My Father liked to spruce up stuff. He always had a wonderful garden and great flowers, particularly the peonies. Over the years, he had given me starts of various flowers, and most of them have done well. Unfortunately for me the peonies have never flourished in Wyoming, and I doubt they will. The raspberries I have transplanted in north-central Idaho and eastern Wyoming have done great. After Dad died, I transplanted some raspberry plants to Wyoming. They definitely have not flourished. This past summer as I stood there contemplating the plight of my raspberries, I wished my Dad had been there at my side to tell me what I needed to do. He just had a knack for growing things and knowing what to do.

I also miss going to Arizona in the winter and hanging out on the BLM property that he and my mother used to park their trailer on. Even after my Mother passed away of colon cancer, Dad carried on the tradition of motoring south when the temperature hit 32 and freezing in eastern Idaho. When we visited, the ritual was always this: We would stop in, have a wonderful Dutch-oven meal with friends outside around the campfire (Dad was always the campfire guy); visit various people we had met the year before; spend the night in the trailer, get up the next morning and drive to Yuma and spend the night; have breakfast at the buffet in town where it seemed that our we were the youngest one in the restaurant; drive to Algadones, Mexico, to purchase different things, including his and Mom's medication; drive through the date farms; stop and get a date shake; and then drive back to the trailer where we spent time just chatting and listening to the coyotes--yippers, Dad would call them. We always had a great time.

Sometimes I would go by myself, but most often I would take the girls and/or my wife, and we would have a great time. The girls loved to go because the "snow birds" loved little children because they reminded them of their grandchildren at home. When we visited various people, it seemed like "trick-or-treat" because all of them had some snack to give to the girls. I was amazed at the relationships my parents made as snow birds in Arizona.

Dad taught us how to work. He made sure that we always had a cow to milk, chickens to raise and feed (100 chicks every spring), pigs to slop, and horses to feed and take care of. One of my jobs was to work in the garden, which I loved then and still love today. He tried to teach me how to build things. Unfortunately, I didn't take to it, but my little brother did. He is now a great cabinet maker and can build anything.
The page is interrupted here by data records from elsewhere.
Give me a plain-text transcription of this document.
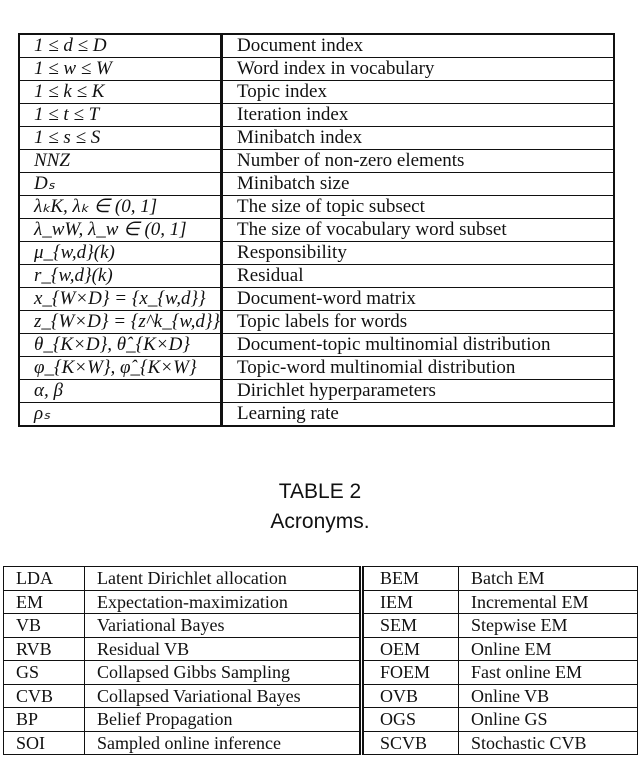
1 ≤ d ≤ D	Document index
1 ≤ w ≤ W	Word index in vocabulary
1 ≤ k ≤ K	Topic index
1 ≤ t ≤ T	Iteration index
1 ≤ s ≤ S	Minibatch index
NNZ	Number of non-zero elements
Dₛ	Minibatch size
λₖK, λₖ ∈ (0, 1]	The size of topic subsect
λ_wW, λ_w ∈ (0, 1]	The size of vocabulary word subset
μ_{w,d}(k)	Responsibility
r_{w,d}(k)	Residual
x_{W×D} = {x_{w,d}}	Document-word matrix
z_{W×D} = {z^k_{w,d}}	Topic labels for words
θ_{K×D}, θ̂_{K×D}	Document-topic multinomial distribution
φ_{K×W}, φ̂_{K×W}	Topic-word multinomial distribution
α, β	Dirichlet hyperparameters
ρₛ	Learning rate
TABLE 2
Acronyms.
LDA	Latent Dirichlet allocation	BEM	Batch EM
EM	Expectation-maximization	IEM	Incremental EM
VB	Variational Bayes	SEM	Stepwise EM
RVB	Residual VB	OEM	Online EM
GS	Collapsed Gibbs Sampling	FOEM	Fast online EM
CVB	Collapsed Variational Bayes	OVB	Online VB
BP	Belief Propagation	OGS	Online GS
SOI	Sampled online inference	SCVB	Stochastic CVB
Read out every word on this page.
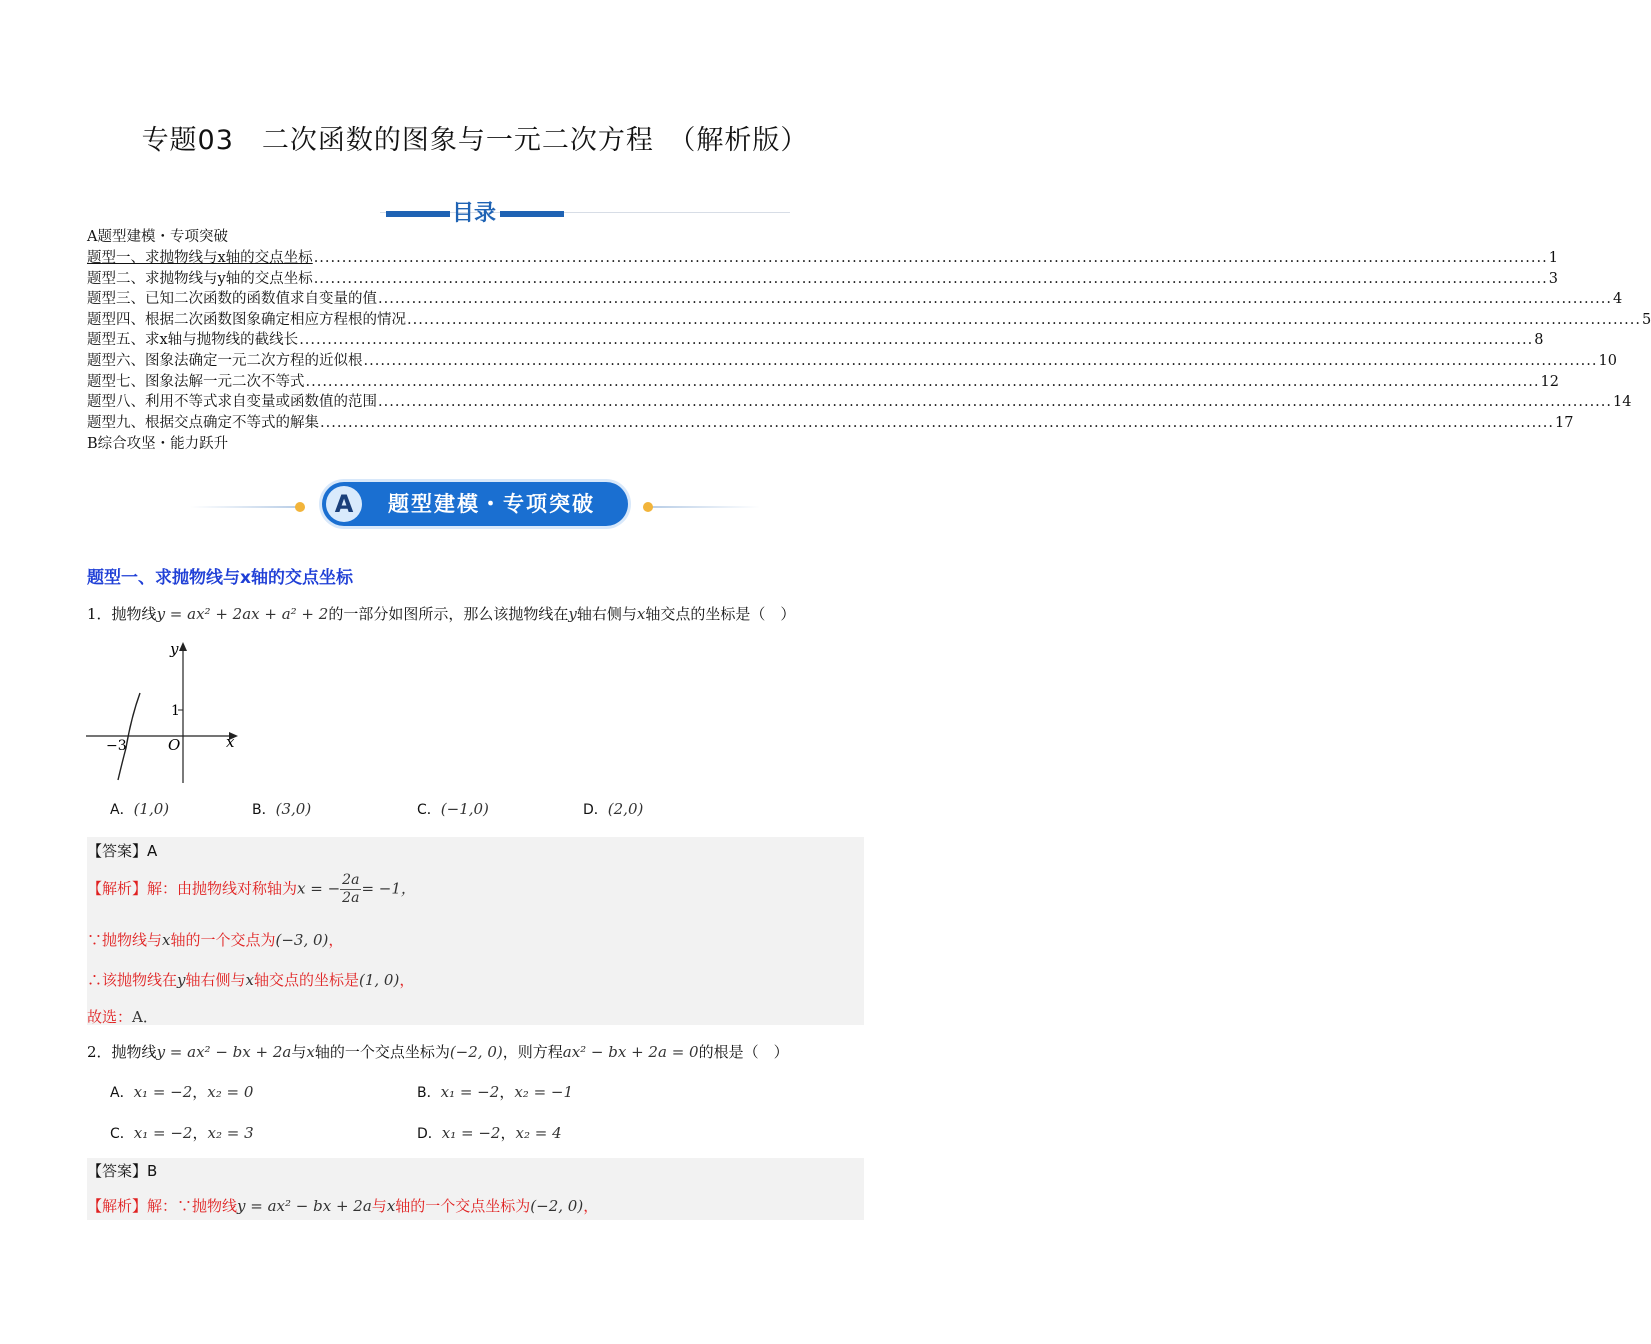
专题03　二次函数的图象与一元二次方程　（解析版）
目录
A题型建模・专项突破
题型一、求抛物线与x轴的交点坐标 ............................................................................................................................................................................................................................ 1
题型二、求抛物线与y轴的交点坐标 ............................................................................................................................................................................................................................ 3
题型三、已知二次函数的函数值求自变量的值 ............................................................................................................................................................................................................................ 4
题型四、根据二次函数图象确定相应方程根的情况 ............................................................................................................................................................................................................................ 5
题型五、求x轴与抛物线的截线长 ............................................................................................................................................................................................................................ 8
题型六、图象法确定一元二次方程的近似根 ............................................................................................................................................................................................................................ 10
题型七、图象法解一元二次不等式 ............................................................................................................................................................................................................................ 12
题型八、利用不等式求自变量或函数值的范围 ............................................................................................................................................................................................................................ 14
题型九、根据交点确定不等式的解集 ............................................................................................................................................................................................................................ 17
B综合攻坚・能力跃升
A	题型建模・专项突破
题型一、求抛物线与x轴的交点坐标
1．抛物线y = ax² + 2ax + a² + 2的一部分如图所示，那么该抛物线在y轴右侧与x轴交点的坐标是（　）
y
x
O
1
−3
A．(1,0)	B．(3,0)	C．(−1,0)	D．(2,0)
【答案】A
【解析】解：由抛物线对称轴为x = − $\frac{2a}{2a} = -1$，
∵抛物线与x轴的一个交点为(−3, 0)，
∴该抛物线在y轴右侧与x轴交点的坐标是(1, 0)，
故选：A．
2．抛物线y = ax² − bx + 2a与x轴的一个交点坐标为(−2, 0)，则方程ax² − bx + 2a = 0的根是（　）
A．x₁ = −2，x₂ = 0	B．x₁ = −2，x₂ = −1
C．x₁ = −2，x₂ = 3	D．x₁ = −2，x₂ = 4
【答案】B
【解析】解：∵抛物线y = ax² − bx + 2a与x轴的一个交点坐标为(−2, 0)，
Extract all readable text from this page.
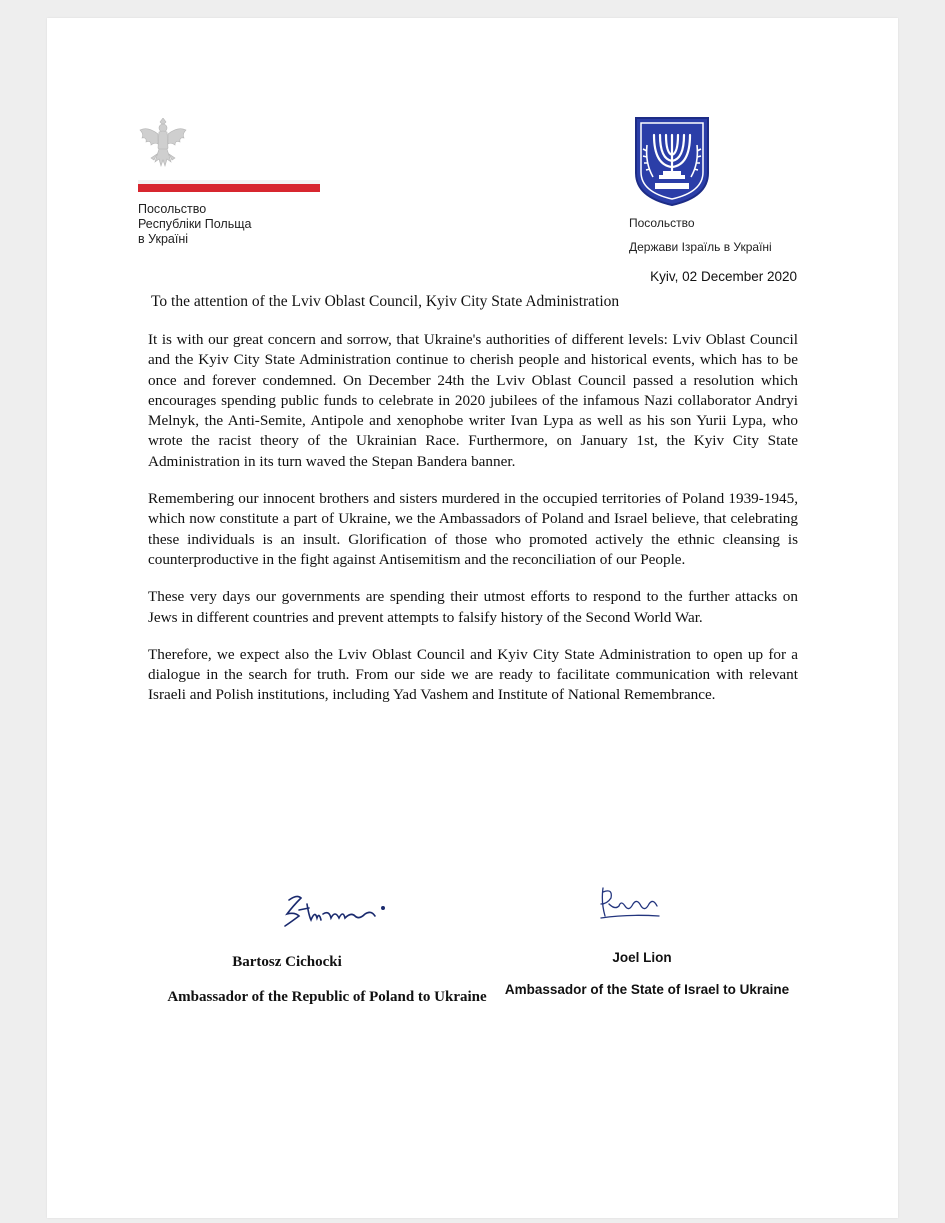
Посольство
Республіки Польща
в Україні
Посольство
Держави Ізраїль в Україні
Kyiv, 02 December 2020
To the attention of the Lviv Oblast Council, Kyiv City State Administration

It is with our great concern and sorrow, that Ukraine's authorities of different levels: Lviv Oblast Council and the Kyiv City State Administration continue to cherish people and historical events, which has to be once and forever condemned. On December 24th the Lviv Oblast Council passed a resolution which encourages spending public funds to celebrate in 2020 jubilees of the infamous Nazi collaborator Andryi Melnyk, the Anti-Semite, Antipole and xenophobe writer Ivan Lypa as well as his son Yurii Lypa, who wrote the racist theory of the Ukrainian Race. Furthermore, on January 1st, the Kyiv City State Administration in its turn waved the Stepan Bandera banner.

Remembering our innocent brothers and sisters murdered in the occupied territories of Poland 1939-1945, which now constitute a part of Ukraine, we the Ambassadors of Poland and Israel believe, that celebrating these individuals is an insult. Glorification of those who promoted actively the ethnic cleansing is counterproductive in the fight against Antisemitism and the reconciliation of our People.

These very days our governments are spending their utmost efforts to respond to the further attacks on Jews in different countries and prevent attempts to falsify history of the Second World War.

Therefore, we expect also the Lviv Oblast Council and Kyiv City State Administration to open up for a dialogue in the search for truth. From our side we are ready to facilitate communication with relevant Israeli and Polish institutions, including Yad Vashem and Institute of National Remembrance.

Bartosz Cichocki
Ambassador of the Republic of Poland to Ukraine
Joel Lion
Ambassador of the State of Israel to Ukraine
Plus, Dad volunteered in the community and help the elderly. We had next door neighbors on both sides of us. My brothers and I hauled wood, chopped wood, shoveled more snow than we wanted, pulled weeds, and did other odd jobs for them, never taking a dime. Dad insisted on service, including working on the farm, irrigating, pulling weeds, and harvesting potatoes. I am sure we weren't happy with some of it, but we learned to serve others, truly a trait that all of us have carried with us.

So, Dad, on your 82nd birthday, I salute you and wish you a great birthday. If you can, send me a message on how in the world to grow raspberries on the high plains of eastern Wyoming. I would appreciate it.